[GRASS5] Re: An internal db for GRASS

David D Gray ddgray at armadce.demon.co.uk
Sat Feb 10 20:22:26 EST 2001


Rich Shepard wrote:
> 
> On Sat, 10 Feb 2001, Roger S. Miller wrote:
> 
> > Forgive my ignorance, but...
> 
> Roger,
> 
>   Welcome to my club! :-)
> 
> > Postgres handles geometric data -- points, circles, polylines, polygons
> > and so on -- and includes functions to determine if a point is in an
> > area, two lines intersect and others (but no sort of raster
> > functionality).  How different is that from handling spacial data
> > structures?  Are those structures something that for some reason
> > couldn't be addressed as a user-defined type?
> 
>   I know it does. When I brought this up months ago, I was told by those who
> I assume know much better than I, that it was not suitable for an arc-node
> format such as GRASS.
> 
>   Thinking about this just now, it occurs to me that we'd use points and
> arcs as graphic types. The problem is that postgres does not handle
> topology. 
> [...]

Hi,

Yes, I would agree that is possible. This recently occurred to me also. 

>   Looking at ARC/Info export data, I see that vectors have attributes such
> as LPOLY, RPOLY and so on. Is this computationally too difficult to store in
> a postgres database along with each spatial arc or point? I don't know.
> 

Not at all. The build process would just write this data using
Postgresql's API.

The problem is that this is absurdly inefficient for large volume
spatial data, if you are using SQL. It would probably be necessary to
hack some kind of API out of Postgresql itself, to provide lower level
access to the underlying database structures.

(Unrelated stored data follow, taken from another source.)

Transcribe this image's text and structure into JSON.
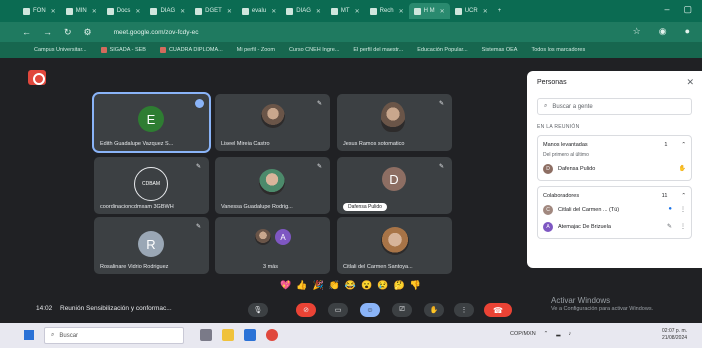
{
  "browser": {
    "tabs": [
      {
        "label": "FON"
      },
      {
        "label": "MIN"
      },
      {
        "label": "Docs"
      },
      {
        "label": "DIAG"
      },
      {
        "label": "DGET"
      },
      {
        "label": "evalu"
      },
      {
        "label": "DIAG"
      },
      {
        "label": "MT"
      },
      {
        "label": "Rech"
      },
      {
        "label": "H M"
      },
      {
        "label": "UCR"
      }
    ],
    "url": "meet.google.com/zov-fcdy-ec",
    "bookmarks": [
      "Campus Universitar...",
      "SIGADA - SEB",
      "CUADRA DIPLOMA...",
      "Mi perfil - Zoom",
      "Curso CNEH Ingre...",
      "El perfil del maestr...",
      "Educación Popular...",
      "Sistemas OEA",
      "Todos los marcadores"
    ]
  },
  "meet": {
    "tiles": [
      {
        "name": "Edith Guadalupe Vazquez S...",
        "initial": "E",
        "avatar_color": "#2e7d32"
      },
      {
        "name": "Liseel Mireia Castro",
        "initial": "",
        "avatar_color": ""
      },
      {
        "name": "Jesus Ramos sotomatico",
        "initial": "",
        "avatar_color": ""
      },
      {
        "name": "coordinacioncdmxam 3GBWH",
        "initial": "CDBAM",
        "avatar_color": ""
      },
      {
        "name": "Vanessa Guadalupe Rodrig...",
        "initial": "",
        "avatar_color": ""
      },
      {
        "name": "Dafensa Pulido",
        "initial": "D",
        "avatar_color": "#8d6e63"
      },
      {
        "name": "Rosalinare Vidrio Rodriguez",
        "initial": "R",
        "avatar_color": "#9aa7b5"
      },
      {
        "name": "3 más",
        "initial": "A",
        "avatar_color": "#7e57c2"
      },
      {
        "name": "Citlali del Carmen Santoya...",
        "initial": "",
        "avatar_color": ""
      }
    ],
    "reactions": [
      "💖",
      "👍",
      "🎉",
      "👏",
      "😂",
      "😮",
      "😢",
      "🤔",
      "👎"
    ]
  },
  "panel": {
    "title": "Personas",
    "search_placeholder": "Buscar a gente",
    "section_label": "EN LA REUNIÓN",
    "raised": {
      "label": "Manos levantadas",
      "count": "1",
      "sub": "Del primero al último",
      "person": "Dafensa Pulido"
    },
    "collab": {
      "label": "Colaboradores",
      "count": "11"
    },
    "people": [
      {
        "name": "Citlali del Carmen ... (Tú)",
        "initial": "C",
        "color": "#a1887f"
      },
      {
        "name": "Atemajac De Brizuela",
        "initial": "A",
        "color": "#7e57c2"
      }
    ]
  },
  "bottom": {
    "time": "14:02",
    "meeting_title": "Reunión Sensibilización y conformac...",
    "watermark_title": "Activar Windows",
    "watermark_sub": "Ve a Configuración para activar Windows."
  },
  "taskbar": {
    "search_placeholder": "Buscar",
    "tray_text": "COP/MXN",
    "clock_time": "02:07 p. m.",
    "clock_date": "21/08/2024"
  }
}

[I am assuming there _is_ no low-level API in PostgreSQL, as I see
nothing in the various language API's documentation to suggest it. But
does anyone know better...?]

>   Sure, raster data is handled well internally and we don't want/need to
> mess with that. But, multi-attribute sites data and vector data are a
> different story.
> 
>   I have a bunch of questions directly related to this point, but that'll be
> the subject of a separate message later today.
> 

Perhaps anticipating.. there are distinctions between the
spatial/geometric/positional characteristics of a vector map, and those
that are to do with topological structure. 

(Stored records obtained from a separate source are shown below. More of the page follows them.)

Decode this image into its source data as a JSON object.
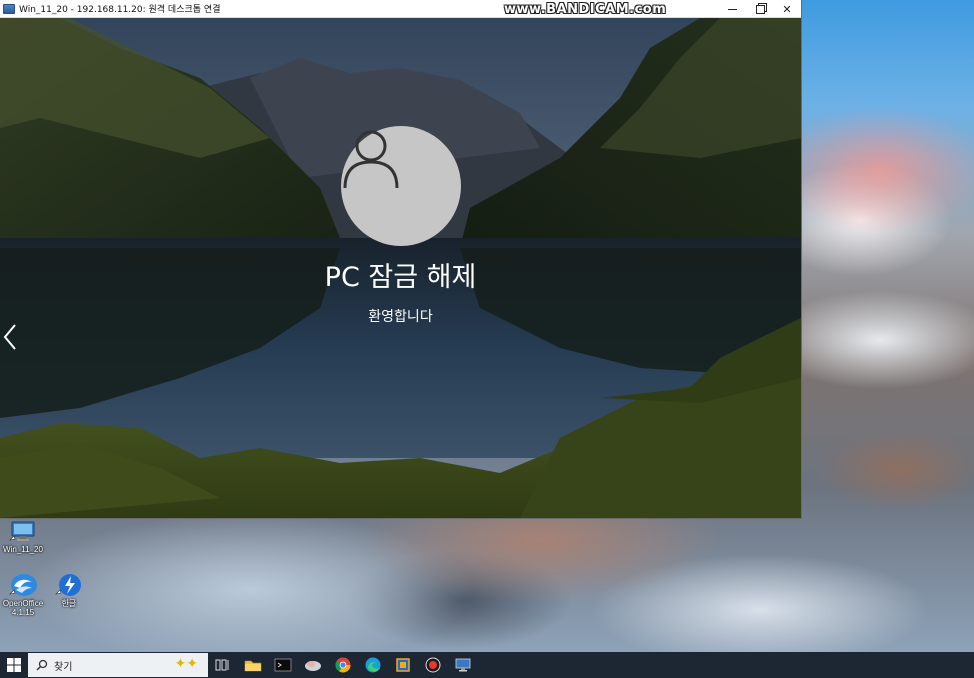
{
  "window": {
    "title": "Win_11_20 - 192.168.11.20: 원격 데스크톱 연결",
    "watermark": "www.BANDICAM.com"
  },
  "lockscreen": {
    "title": "PC 잠금 해제",
    "subtitle": "환영합니다"
  },
  "desktop": {
    "icons": [
      {
        "label": "Win_11_20",
        "icon": "remote-desktop-icon"
      },
      {
        "label": "OpenOffice 4.1.15",
        "icon": "openoffice-icon"
      },
      {
        "label": "한글",
        "icon": "hanword-icon"
      }
    ]
  },
  "taskbar": {
    "search_placeholder": "찾기",
    "apps": [
      "task-view-icon",
      "file-explorer-icon",
      "terminal-icon",
      "cloud-app-icon",
      "chrome-icon",
      "edge-icon",
      "virtualbox-icon",
      "record-icon",
      "remote-desktop-icon"
    ]
  },
  "colors": {
    "taskbar": "#1c2733",
    "avatar_bg": "#c6c6c6",
    "titlebar": "#ffffff"
  }
}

We have been discussing recently the changes needed for GRASS5.1, and an
idea that has been floated is to incorporate a second persistent binary
file which will be a spatial tree representation of the map, providing
easily accessed information allowing spatial queries on the map, much as
the dig_plus provides persistent information about the topological
links. Only a topologically aware vector map (Level 2) could be mapped
this way, so it might be an optional new `level 3' build.

Also, every entity in a map would have a unique object ID, providing a
link between the spatial data and records in a database.